MUSIC INTENDED TO GO UNNOTICED

Sanders' musical voice led him to Marco Beltrami, the composer who received a co-nomination for "The Hurt Locker," the film directed by Kathryn Bigelow that is tied with "Avatar" - directed by her ex-husband James Cameron - for the most Oscar nominations with nine.

Beltrami, who scored Wes Craven's clever 1996 slasher film "Scream," asked Sanders to work with him on the two sequels. They've worked on several films, including "3:10 to Yuma" - Beltrami received a nomination - and "Hellboy," creating moods and intensifying action.

But their work on "The Hurt Locker was supposed to go unnoticed.

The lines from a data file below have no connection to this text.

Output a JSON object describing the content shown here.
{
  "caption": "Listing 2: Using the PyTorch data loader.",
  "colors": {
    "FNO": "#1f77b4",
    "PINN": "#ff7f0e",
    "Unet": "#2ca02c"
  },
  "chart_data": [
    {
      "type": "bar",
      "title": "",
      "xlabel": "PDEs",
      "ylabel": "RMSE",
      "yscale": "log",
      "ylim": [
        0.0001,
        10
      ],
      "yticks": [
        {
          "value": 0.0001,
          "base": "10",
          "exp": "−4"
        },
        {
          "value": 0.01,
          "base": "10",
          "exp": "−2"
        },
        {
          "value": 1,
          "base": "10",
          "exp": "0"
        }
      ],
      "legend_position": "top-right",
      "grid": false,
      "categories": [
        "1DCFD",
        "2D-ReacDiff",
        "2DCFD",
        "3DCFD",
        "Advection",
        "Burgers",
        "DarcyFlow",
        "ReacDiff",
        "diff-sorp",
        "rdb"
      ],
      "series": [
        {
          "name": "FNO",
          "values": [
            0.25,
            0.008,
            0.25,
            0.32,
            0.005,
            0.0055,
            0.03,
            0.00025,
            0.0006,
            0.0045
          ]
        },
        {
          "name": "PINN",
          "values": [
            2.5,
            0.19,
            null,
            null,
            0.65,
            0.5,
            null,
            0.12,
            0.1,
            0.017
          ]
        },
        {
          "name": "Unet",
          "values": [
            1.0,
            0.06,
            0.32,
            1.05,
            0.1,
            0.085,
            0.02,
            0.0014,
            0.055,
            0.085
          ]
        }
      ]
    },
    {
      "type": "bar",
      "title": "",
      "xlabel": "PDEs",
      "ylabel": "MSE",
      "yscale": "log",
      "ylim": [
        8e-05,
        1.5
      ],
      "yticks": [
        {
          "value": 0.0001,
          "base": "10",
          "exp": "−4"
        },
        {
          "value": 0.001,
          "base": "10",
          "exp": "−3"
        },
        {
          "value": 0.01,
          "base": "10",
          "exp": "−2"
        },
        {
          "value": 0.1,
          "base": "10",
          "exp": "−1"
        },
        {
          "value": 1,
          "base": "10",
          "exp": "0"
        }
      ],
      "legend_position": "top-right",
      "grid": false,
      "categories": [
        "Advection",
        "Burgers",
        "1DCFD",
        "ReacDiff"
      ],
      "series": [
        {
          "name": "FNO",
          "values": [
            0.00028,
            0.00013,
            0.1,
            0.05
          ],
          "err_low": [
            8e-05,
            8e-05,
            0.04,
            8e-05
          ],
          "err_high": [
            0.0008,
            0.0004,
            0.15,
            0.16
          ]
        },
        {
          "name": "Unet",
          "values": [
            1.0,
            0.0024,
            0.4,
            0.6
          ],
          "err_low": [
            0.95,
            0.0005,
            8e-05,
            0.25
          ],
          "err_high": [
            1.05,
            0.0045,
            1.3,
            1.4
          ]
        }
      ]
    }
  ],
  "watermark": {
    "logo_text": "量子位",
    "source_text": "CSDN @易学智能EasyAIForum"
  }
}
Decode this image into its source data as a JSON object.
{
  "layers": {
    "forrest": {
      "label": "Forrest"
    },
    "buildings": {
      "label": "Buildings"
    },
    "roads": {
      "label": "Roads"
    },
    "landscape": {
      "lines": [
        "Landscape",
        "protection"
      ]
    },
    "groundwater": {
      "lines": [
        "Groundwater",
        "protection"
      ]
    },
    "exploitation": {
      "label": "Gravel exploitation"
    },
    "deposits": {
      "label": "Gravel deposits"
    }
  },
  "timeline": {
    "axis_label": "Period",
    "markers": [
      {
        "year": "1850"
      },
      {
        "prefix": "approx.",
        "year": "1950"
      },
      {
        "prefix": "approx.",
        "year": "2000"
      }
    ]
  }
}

"Kathryn's intent with the music was to have it seamlessly blend with the sound effects so that you wouldn't necessarily hear an entrance of a music cue or its exit," Sanders said.

"The Hurt Locker" is a riveting story with a time bomb-like tick, tick, tick that synchronizes with your heartbeat.

"The feeling we were having while we were watching was really influential to how the music came out," Sanders said of the minimalist tones and sounds. "It's a documentary experience where you feel like a member of the group."

Sanders and Beltrami, who are scoring a new film by "Hellboy" director Guillermo del Toro after the Oscars, haven't worked since Feb. 2, the date nominations were announced.

"The month that you're nominated, you can't get any work done," said Sanders, who has been attending champagne lunches. "It's like a full-time gig."

Sanders also had to be fitted for a Ralph Lauren Black Label tuxedo. His wife, Dominique, who is eight months pregnant with their first child, will be wearing a maternity gown made by designer Rosie Pope and Harry Winston jewelry.

"You can buy houses in L.A. with that jewelry," said Sanders, who lives in Malibu.

Tonight, Sanders will hang out with film stars, an exclusive bunch of back slappers, but he isn't one of them. He's not even cool enough to have his own Wikipedia page.

But in four years - at Dreher's 25-year high school reunion for the class of 1989 - he could bring something nobody else has: an Oscar statuette.

At the very least, he'll have a photo with that guy from Devo.